The sensory input was overwhelming, but for the first time, it wasn't chaotic. It was data I liked.

The scent of cedar and rain from Mateo, wrapping around me like a hug. The sharp, ink-and-parchment smell of Stephen. The soft, warm-laundry smell of Juno.

And me. Peppermint and graphite. I wasn't the absence of scent; I was the binding agent. The crisp note that cut through the heaviness and made it breathable.

"I love you," I said again.

I hadn't planned to repeat it. But the first time, in the other room, it had been a declaration of intent. This time, it was just a fact. Like stating the temperature. I also wanted to be sure that Juno knew. He'd been passed out the first time, and for some reason I needed to be sure that he really knew, the only way to do that was to tell them all again.

"We know," Stephen whispered. He kissed my knuckles. "It’s in the paperwork."

"Clause one," Juno sleepy voice slurred. "The Pack remains unitary."

"Clause two," Mateo added, his voice vibrating against my spine. "Nobody sleeps alone."

I laughed. It was a small, choked sound that hurt my throat, but it felt like something breaking open.

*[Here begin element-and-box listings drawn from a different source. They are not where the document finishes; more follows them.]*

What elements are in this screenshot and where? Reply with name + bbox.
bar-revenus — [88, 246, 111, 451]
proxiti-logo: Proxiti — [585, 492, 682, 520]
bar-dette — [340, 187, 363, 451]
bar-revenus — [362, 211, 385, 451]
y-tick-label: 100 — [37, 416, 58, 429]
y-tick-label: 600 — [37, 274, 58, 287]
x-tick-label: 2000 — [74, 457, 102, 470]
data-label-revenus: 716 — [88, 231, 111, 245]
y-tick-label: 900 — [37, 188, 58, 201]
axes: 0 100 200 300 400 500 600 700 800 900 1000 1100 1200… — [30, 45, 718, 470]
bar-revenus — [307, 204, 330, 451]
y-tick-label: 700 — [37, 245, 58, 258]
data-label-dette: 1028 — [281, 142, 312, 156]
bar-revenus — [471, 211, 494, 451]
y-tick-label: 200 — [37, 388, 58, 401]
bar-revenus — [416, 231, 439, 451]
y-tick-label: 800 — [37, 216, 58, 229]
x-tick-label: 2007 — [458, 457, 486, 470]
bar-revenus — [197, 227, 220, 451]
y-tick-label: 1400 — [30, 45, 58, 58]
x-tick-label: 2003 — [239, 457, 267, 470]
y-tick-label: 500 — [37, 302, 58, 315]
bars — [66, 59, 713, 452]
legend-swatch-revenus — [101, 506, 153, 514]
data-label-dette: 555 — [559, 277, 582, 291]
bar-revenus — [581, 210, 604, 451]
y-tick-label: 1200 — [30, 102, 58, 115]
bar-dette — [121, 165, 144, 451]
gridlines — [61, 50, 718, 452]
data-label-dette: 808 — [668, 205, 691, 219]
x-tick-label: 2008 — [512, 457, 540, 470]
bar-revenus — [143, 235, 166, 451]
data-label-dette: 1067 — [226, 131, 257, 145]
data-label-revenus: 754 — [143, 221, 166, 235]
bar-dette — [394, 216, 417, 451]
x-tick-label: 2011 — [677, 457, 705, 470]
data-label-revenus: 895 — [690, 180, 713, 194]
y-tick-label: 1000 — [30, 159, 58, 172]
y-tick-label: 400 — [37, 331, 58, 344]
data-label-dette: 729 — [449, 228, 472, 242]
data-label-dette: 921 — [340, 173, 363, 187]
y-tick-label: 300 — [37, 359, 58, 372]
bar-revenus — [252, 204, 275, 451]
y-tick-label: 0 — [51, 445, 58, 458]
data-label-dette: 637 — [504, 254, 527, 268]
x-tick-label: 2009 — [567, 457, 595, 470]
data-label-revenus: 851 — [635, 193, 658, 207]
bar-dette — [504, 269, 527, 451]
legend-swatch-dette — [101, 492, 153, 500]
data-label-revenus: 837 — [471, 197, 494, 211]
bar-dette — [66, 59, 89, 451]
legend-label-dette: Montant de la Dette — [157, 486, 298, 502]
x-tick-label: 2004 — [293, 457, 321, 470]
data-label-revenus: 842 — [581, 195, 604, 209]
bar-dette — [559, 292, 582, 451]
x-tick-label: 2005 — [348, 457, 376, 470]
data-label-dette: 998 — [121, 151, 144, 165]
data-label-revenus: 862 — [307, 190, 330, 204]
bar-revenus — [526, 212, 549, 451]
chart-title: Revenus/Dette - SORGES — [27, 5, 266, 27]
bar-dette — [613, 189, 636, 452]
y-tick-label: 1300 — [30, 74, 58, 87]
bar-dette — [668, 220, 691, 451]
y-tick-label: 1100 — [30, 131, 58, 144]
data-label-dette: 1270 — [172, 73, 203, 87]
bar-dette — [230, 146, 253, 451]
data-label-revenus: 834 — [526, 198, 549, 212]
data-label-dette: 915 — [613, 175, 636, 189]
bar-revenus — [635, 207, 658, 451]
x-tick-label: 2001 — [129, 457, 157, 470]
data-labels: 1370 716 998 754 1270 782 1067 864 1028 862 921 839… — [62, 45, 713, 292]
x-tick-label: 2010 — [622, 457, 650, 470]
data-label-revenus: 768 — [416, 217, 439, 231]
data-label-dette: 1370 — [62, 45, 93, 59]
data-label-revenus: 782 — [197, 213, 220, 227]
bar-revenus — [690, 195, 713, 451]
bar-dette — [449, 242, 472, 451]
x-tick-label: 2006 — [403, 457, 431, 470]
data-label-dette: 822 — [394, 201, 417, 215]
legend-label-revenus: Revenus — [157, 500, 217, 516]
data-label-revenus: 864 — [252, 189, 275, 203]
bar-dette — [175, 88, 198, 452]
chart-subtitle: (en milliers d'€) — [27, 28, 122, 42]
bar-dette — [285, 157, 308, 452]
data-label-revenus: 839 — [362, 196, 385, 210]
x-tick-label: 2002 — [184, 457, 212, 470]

We lay there for a long time. The light in the room shifted from grey to the bruised purple of twilight. The fire in the woodstove crackled and popped, the only deadline we had left.

Nobody moved to get up. Nobody checked the perimeter.

For the first time since I started running, I stopped calculating the exit velocity. I stopped worrying about whether I was a Beta intruder in an Alpha/Omega narrative.

I felt Juno’s breathing even out, deepening into sleep against my shoulder. I felt Stephen’s grip on my hand relax, though he didn't let go. I felt Mateo’s heart beating steady and slow against my back, a metronome counting down the peace.